The poet, musician, writer, pot liberator, raconteur, Tigers fan, jazzbo, political radical, producer of MC5, founder of the White Panthers and occasional CounterPunch, John Sinclair died this week at 82.
He seemed older. He seemed younger. He seemed like he’d always, or never really, been here. He seemed timeless, tapping into some deep roots of the strange American psyche.
The day John died I had just finished reading Leon Wilde’s excellent book (John Lennon v. the USA) on the deportation trials against John and Yoko. Wilde was John & Yoko’s lawyer and the long-running case ended up setting major precedents in US immigration law, many of them undone by Trump.

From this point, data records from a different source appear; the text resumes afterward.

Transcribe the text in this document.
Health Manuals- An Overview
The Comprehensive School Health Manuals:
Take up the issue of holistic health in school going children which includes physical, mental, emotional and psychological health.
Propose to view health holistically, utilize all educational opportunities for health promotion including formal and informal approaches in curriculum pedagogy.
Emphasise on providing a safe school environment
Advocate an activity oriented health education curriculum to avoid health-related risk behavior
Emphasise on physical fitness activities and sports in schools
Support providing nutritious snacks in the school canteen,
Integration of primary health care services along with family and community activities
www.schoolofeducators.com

Indeed, the so-called Einstein Visa should’ve been renamed the Ono-Lennon Visa.
The vile case against the Ono-Lennons (essentially one of the many nefarious branches of Watergate-style dirty tricks) was initiated by Strom Thurmond after a closed-door hearing of Joe McCarthy’s old committee, still functioning in the early 1970s, detailing their role in the Free John Sinclair concert and the fears that Lennon, Sinclair and Rubin were planning a similar kind of concert to disrupt the GOP convention, originally scheduled for San Diego, later moved to Miami.

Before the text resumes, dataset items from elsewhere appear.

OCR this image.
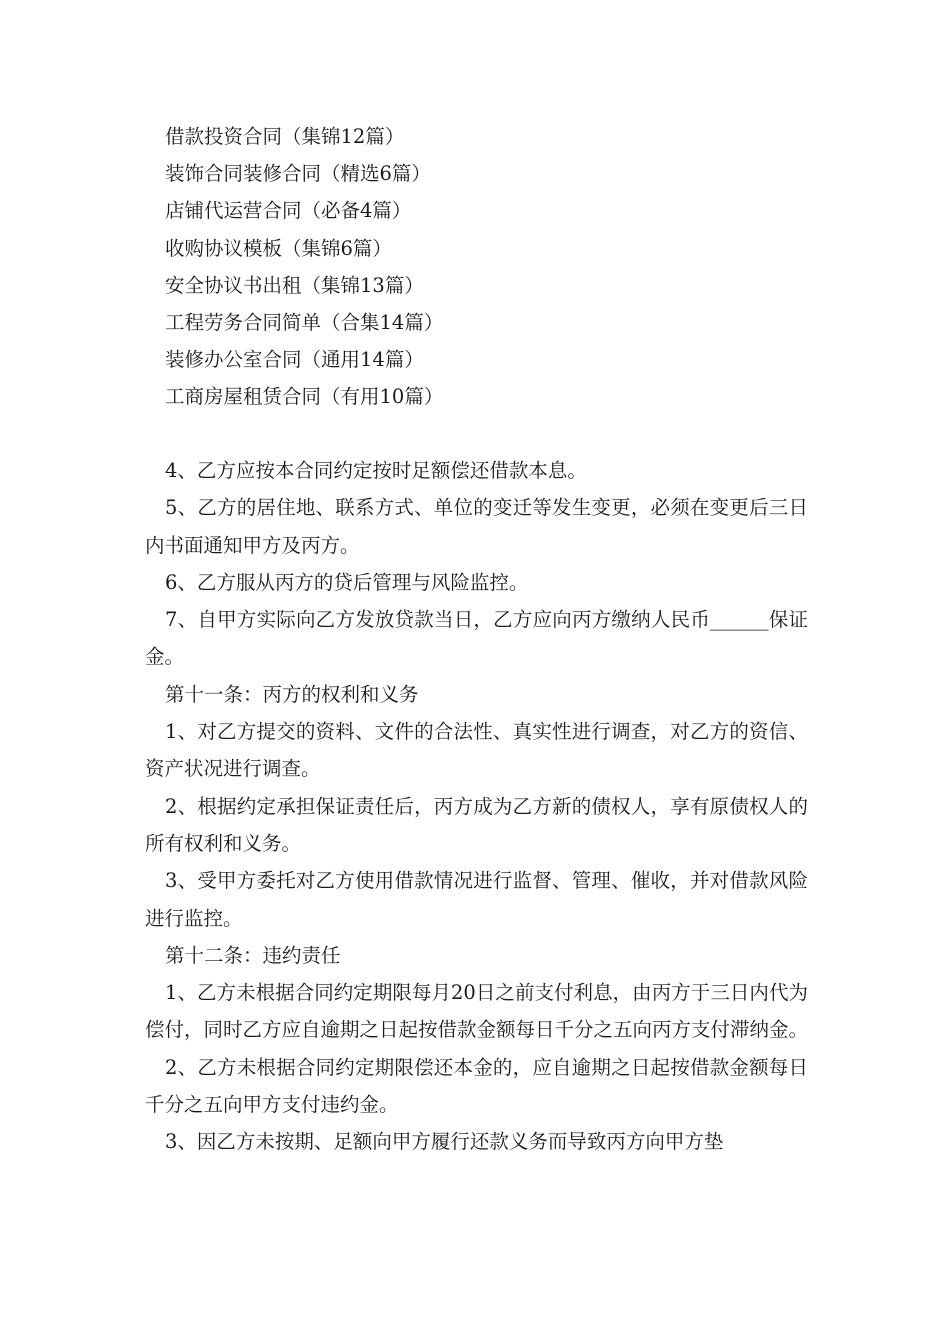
借款投资合同（集锦12篇）
装饰合同装修合同（精选6篇）
店铺代运营合同（必备4篇）
收购协议模板（集锦6篇）
安全协议书出租（集锦13篇）
工程劳务合同简单（合集14篇）
装修办公室合同（通用14篇）
工商房屋租赁合同（有用10篇）

4、乙方应按本合同约定按时足额偿还借款本息。

5、乙方的居住地、联系方式、单位的变迁等发生变更，必须在变更后三日内书面通知甲方及丙方。

6、乙方服从丙方的贷后管理与风险监控。

7、自甲方实际向乙方发放贷款当日，乙方应向丙方缴纳人民币______保证金。

第十一条：丙方的权利和义务

1、对乙方提交的资料、文件的合法性、真实性进行调查，对乙方的资信、资产状况进行调查。

2、根据约定承担保证责任后，丙方成为乙方新的债权人，享有原债权人的所有权利和义务。

3、受甲方委托对乙方使用借款情况进行监督、管理、催收，并对借款风险进行监控。

第十二条：违约责任

1、乙方未根据合同约定期限每月20日之前支付利息，由丙方于三日内代为偿付，同时乙方应自逾期之日起按借款金额每日千分之五向丙方支付滞纳金。

2、乙方未根据合同约定期限偿还本金的，应自逾期之日起按借款金额每日千分之五向甲方支付违约金。

3、因乙方未按期、足额向甲方履行还款义务而导致丙方向甲方垫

The hearing was largely about Sinclair and the White Panthers and included speculation that they might try to kidnap leading political figures, including Gerald Ford and the chair of the committee, Senator Robert Griffin, (both Michiganders) and barter him for the freedom of jailed political prisoners in the US, or that they might try to slip someone like Spiro Agnew LSD, which would have been a truly great spectacle.
Thurmond highlighted these reports in his two memos to John Mitchell, urging Nixon’s INS to deport John & Yoko. Sinclair and the Panthers figure prominently in Wilde’s dryly written but informative account. I was eager to interview John, who was an occasional contributor to CounterPunch, about his side of it, when I learned of his death. John Sinclair ¡Presente!